Una máscara de oro cubría el rostro de Alejandro. Nadie la había tocado.
– ¿Por qué no lo haces tú, Ely? -sugirió Malone-. Vamos a ver qué aspecto tiene el rey del mundo.
Percibió la emoción en los ojos del joven. Durante años había estudiado a Alejandro Magno y había aprendido todo cuanto había podido a partir de la escasa información que había sobrevivido. Ahora sería el primero que lo tocaría, el primero en más de dos mil años.
Ely retiró la máscara lentamente.
La piel que aún quedaba tenía un tono negruzco; el resto era hueso, descarnado, desnudo. La muerte parecía haber respetado el semblante de Alejandro; sus ojos transmitían una extraña expresión de curiosidad. Sus labios estaban abiertos, como si se dispusiera a gritar. El tiempo lo había congelado lodo. La cabeza carecía de cabello; el cerebro, que había desempeñado un papel primordial en los éxitos de Alejandro, ya no estaba allí.

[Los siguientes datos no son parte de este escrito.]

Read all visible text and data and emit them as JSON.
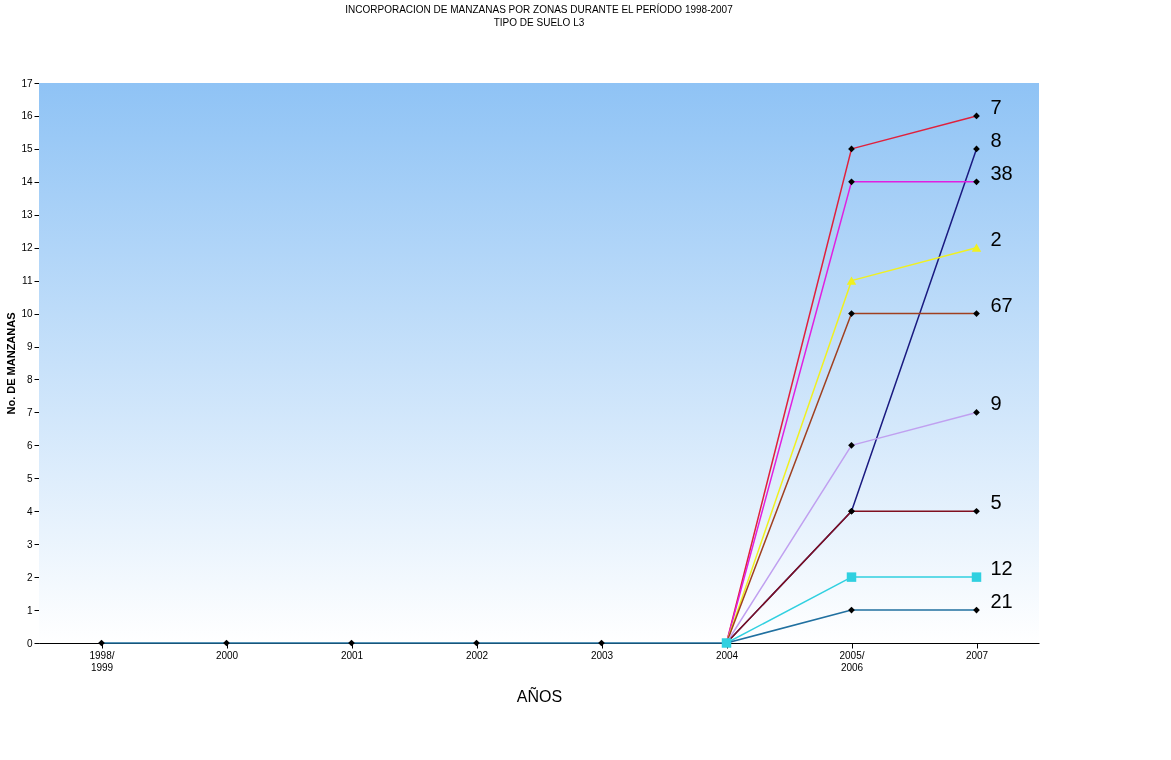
{
  "chart_data": {
    "type": "line",
    "title": "INCORPORACION DE MANZANAS POR ZONAS DURANTE EL PERÍODO 1998-2007",
    "subtitle": "TIPO DE SUELO L3",
    "xlabel": "AÑOS",
    "ylabel": "No. DE MANZANAS",
    "categories": [
      "1998/1999",
      "2000",
      "2001",
      "2002",
      "2003",
      "2004",
      "2005/2006",
      "2007"
    ],
    "ylim": [
      0,
      17
    ],
    "yticks": [
      0,
      1,
      2,
      3,
      4,
      5,
      6,
      7,
      8,
      9,
      10,
      11,
      12,
      13,
      14,
      15,
      16,
      17
    ],
    "grid": false,
    "legend": false,
    "marker": "diamond",
    "line_style": "solid",
    "series": [
      {
        "name": "7",
        "color": "#e0203c",
        "values": [
          null,
          null,
          null,
          null,
          null,
          0,
          15,
          16
        ]
      },
      {
        "name": "8",
        "color": "#1a1a80",
        "values": [
          null,
          null,
          null,
          null,
          null,
          0,
          4,
          15
        ]
      },
      {
        "name": "38",
        "color": "#e020e0",
        "values": [
          null,
          null,
          null,
          null,
          null,
          0,
          14,
          14
        ]
      },
      {
        "name": "2",
        "color": "#f0f020",
        "marker": "triangle",
        "values": [
          null,
          null,
          null,
          null,
          null,
          0,
          11,
          12
        ]
      },
      {
        "name": "67",
        "color": "#a04020",
        "values": [
          null,
          null,
          null,
          null,
          null,
          0,
          10,
          10
        ]
      },
      {
        "name": "9",
        "color": "#c0a0f0",
        "values": [
          null,
          null,
          null,
          null,
          null,
          0,
          6,
          7
        ]
      },
      {
        "name": "5",
        "color": "#801020",
        "values": [
          null,
          null,
          null,
          null,
          null,
          0,
          4,
          4
        ]
      },
      {
        "name": "12",
        "color": "#30d0e0",
        "marker": "square",
        "values": [
          null,
          null,
          null,
          null,
          null,
          0,
          2,
          2
        ]
      },
      {
        "name": "21",
        "color": "#2070a0",
        "values": [
          0,
          0,
          0,
          0,
          0,
          0,
          1,
          1
        ]
      }
    ]
  }
}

Todos lo contemplaron en silencio.
Finalmente, Cassiopeia iluminó con su linterna el resto de la habitación; el haz de luz barrió una figura ecuestre, apenas vestida con una larga capa que colgaba por encima de uno de sus hombros, y luego se detuvo sobre un impresionante busto de bronce. El poderoso rostro oblongo mostraba confianza, y sus ojos entreabiertos, que expresaban firmeza, contemplaban la distancia. El cabello le caía por la frente, al estilo clásico, dispuesto en bucles irregulares. El cuello se erguía recto, largo; la figura tenía el porte y el aspecto de un hombre que, definitivamente, había controlado su mundo.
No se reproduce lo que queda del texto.